Kontrast Crandall'ın yorumları, Southwest Airlines'ın kurucusu Herb Kelleher ile federal düzenleyicilerden önce tanıklık ediyor:
"1978 Havayolu Deregülasyon Yasası, kelimenin tam anlamıyla bugünün Güneybatı Havayolları ve konuştuğum diğer düşük ücretli taşıyıcıları mümkün kıldı. Bazı insanlar bunu asla aşamazlar. Güneybatı ve düşük ücretli rekabetin varlığı sadece "kriz" gerçekten şikayet ettikleri."
Bu ikisinin nominal olarak aynı endüstride olduklarına inanmak zor, yine de öyle. Bu arada, Southwest 2013 yılında 754 milyon dolar kazandı ve bu da üst üste 41. karlılık yılı oldu. 1999 yılında kurulan JetBlue beş yıl üst üste para kazandı.
Bu arada, Southwest ve JetBlue'nun daha büyük rakipleri, sauropod eşdeğerlerinin Kretase döneminde yaptığı her şeye kereste, düşme, uyum sağlama ve esasen paralel olmaya devam ediyor. Örneğin United sendika işçiliğine şaşırtıcı miktarlar harcıyor ve tesadüfen değil, 2012'de 723 milyon dolar kaybetti.

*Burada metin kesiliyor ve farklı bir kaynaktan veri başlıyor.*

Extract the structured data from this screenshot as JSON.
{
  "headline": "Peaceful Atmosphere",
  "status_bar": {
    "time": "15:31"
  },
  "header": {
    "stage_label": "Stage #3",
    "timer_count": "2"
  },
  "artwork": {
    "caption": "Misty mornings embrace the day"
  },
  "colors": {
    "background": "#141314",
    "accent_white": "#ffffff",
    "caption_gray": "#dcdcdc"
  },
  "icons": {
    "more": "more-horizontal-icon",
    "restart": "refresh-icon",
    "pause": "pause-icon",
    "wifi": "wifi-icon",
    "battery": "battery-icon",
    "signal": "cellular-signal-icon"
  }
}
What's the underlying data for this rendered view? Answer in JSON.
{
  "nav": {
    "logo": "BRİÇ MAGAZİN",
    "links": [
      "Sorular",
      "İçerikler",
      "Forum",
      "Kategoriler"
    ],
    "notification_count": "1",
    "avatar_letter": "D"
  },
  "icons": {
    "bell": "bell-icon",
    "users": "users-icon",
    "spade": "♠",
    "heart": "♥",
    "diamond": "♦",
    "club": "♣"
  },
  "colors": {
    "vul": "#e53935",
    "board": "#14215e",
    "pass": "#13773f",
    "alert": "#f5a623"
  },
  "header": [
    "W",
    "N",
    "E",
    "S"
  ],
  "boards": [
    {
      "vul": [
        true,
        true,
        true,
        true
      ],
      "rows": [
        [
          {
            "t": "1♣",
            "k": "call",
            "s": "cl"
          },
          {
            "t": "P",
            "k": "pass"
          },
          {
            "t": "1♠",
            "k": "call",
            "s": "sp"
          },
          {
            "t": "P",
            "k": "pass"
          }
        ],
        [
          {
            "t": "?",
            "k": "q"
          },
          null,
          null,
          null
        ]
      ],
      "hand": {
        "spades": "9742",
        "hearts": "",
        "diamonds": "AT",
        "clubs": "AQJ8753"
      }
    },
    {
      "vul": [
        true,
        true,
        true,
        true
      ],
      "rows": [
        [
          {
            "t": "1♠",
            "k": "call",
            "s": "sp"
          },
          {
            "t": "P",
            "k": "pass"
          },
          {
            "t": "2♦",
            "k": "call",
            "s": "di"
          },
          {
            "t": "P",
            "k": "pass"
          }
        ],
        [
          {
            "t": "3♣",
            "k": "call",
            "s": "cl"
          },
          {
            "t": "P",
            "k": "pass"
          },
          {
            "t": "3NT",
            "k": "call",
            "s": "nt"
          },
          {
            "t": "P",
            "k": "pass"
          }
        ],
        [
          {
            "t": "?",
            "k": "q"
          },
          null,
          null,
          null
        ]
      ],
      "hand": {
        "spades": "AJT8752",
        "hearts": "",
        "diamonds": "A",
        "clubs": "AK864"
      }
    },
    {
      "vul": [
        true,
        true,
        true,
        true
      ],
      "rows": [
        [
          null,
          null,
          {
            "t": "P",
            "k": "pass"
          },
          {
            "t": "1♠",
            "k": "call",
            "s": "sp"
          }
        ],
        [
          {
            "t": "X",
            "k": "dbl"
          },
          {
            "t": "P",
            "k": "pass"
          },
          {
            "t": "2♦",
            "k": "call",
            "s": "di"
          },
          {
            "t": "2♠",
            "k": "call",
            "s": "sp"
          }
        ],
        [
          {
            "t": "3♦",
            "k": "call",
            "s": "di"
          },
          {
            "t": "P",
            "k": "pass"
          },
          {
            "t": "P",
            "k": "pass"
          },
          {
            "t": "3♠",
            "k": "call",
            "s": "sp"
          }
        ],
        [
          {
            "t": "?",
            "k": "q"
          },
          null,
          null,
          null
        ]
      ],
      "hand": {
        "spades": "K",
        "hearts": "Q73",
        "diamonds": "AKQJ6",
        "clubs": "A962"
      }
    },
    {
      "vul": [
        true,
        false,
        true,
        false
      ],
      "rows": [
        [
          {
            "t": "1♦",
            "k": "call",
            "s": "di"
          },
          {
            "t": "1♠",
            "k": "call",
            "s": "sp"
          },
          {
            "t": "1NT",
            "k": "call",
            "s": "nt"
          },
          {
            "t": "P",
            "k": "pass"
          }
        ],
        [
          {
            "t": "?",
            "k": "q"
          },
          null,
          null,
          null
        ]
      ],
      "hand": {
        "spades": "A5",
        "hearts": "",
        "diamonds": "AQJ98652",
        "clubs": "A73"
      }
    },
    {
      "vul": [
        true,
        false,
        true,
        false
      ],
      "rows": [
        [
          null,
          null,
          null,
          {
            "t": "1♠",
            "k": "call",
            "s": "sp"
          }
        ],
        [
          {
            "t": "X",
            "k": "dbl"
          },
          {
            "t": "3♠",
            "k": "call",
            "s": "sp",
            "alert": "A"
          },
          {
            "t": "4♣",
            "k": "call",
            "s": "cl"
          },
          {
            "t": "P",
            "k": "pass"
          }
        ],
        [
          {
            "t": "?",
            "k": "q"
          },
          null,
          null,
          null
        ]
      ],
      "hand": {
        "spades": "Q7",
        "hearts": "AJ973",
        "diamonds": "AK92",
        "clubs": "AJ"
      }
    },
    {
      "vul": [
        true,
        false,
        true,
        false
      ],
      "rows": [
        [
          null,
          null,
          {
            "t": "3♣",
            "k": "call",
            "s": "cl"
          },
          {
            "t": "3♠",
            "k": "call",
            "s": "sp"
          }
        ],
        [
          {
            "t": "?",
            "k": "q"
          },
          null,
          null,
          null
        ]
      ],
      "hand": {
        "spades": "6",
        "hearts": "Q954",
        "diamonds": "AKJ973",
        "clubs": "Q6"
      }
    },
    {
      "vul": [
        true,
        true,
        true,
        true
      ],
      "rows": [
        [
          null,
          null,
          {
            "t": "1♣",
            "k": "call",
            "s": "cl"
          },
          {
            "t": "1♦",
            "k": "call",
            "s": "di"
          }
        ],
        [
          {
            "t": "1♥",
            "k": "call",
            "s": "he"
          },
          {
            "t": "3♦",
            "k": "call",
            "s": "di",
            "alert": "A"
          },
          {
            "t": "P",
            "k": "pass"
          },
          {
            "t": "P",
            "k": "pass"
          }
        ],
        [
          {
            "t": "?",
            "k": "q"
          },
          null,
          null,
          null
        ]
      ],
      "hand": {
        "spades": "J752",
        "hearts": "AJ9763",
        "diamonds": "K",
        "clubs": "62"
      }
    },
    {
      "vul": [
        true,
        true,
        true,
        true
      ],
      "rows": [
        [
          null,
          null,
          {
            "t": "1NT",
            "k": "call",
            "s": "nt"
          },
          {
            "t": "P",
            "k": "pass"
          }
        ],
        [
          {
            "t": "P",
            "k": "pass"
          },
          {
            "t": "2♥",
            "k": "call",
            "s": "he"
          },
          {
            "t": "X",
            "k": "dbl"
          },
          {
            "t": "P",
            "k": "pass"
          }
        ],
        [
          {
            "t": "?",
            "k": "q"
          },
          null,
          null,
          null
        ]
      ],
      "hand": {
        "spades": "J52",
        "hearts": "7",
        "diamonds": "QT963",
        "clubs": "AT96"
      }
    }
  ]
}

Ancak bazı eski havayolları sonunda bunu anlıyor. 2013 Delta için çok kârlı bir yıl oldu, çünkü şirket 38 milyar dolarlık satışlarda 11 milyar dolar kazanmıştı. Delta borcunu ödedi, temettü dağıtmaya başladı ve iflas başvurusunda bulunduktan sekiz yıl sonra Standard & Poor's 500'e tekrar katıldı. Bu, Delta'nın JetBlue'nun kârlı olanları kadar art arda kaybettiği yıllar biriktirdiği 2000'li yılların ortalarından çok farklı bir şey.
Alt çizgi
Havayolu endüstrisi onlarca yıllık büyüme ve konsolidasyondan sonra bile derin bir değişime maruz kalıyor. İnsanlık sadece bir sonraki ulaşım atılımını geliştirmekle kalmaz, aynı zamanda ticari olarak uygulanabilir hale gelene kadar, hareketi, dalgalanmayı ve maliyetleri düşük tutarken geliri nasıl en üst düzeye çıkaracağını bilen akıllı taşıyıcılar, bazı karlılık da görmeye devam edeceğiz.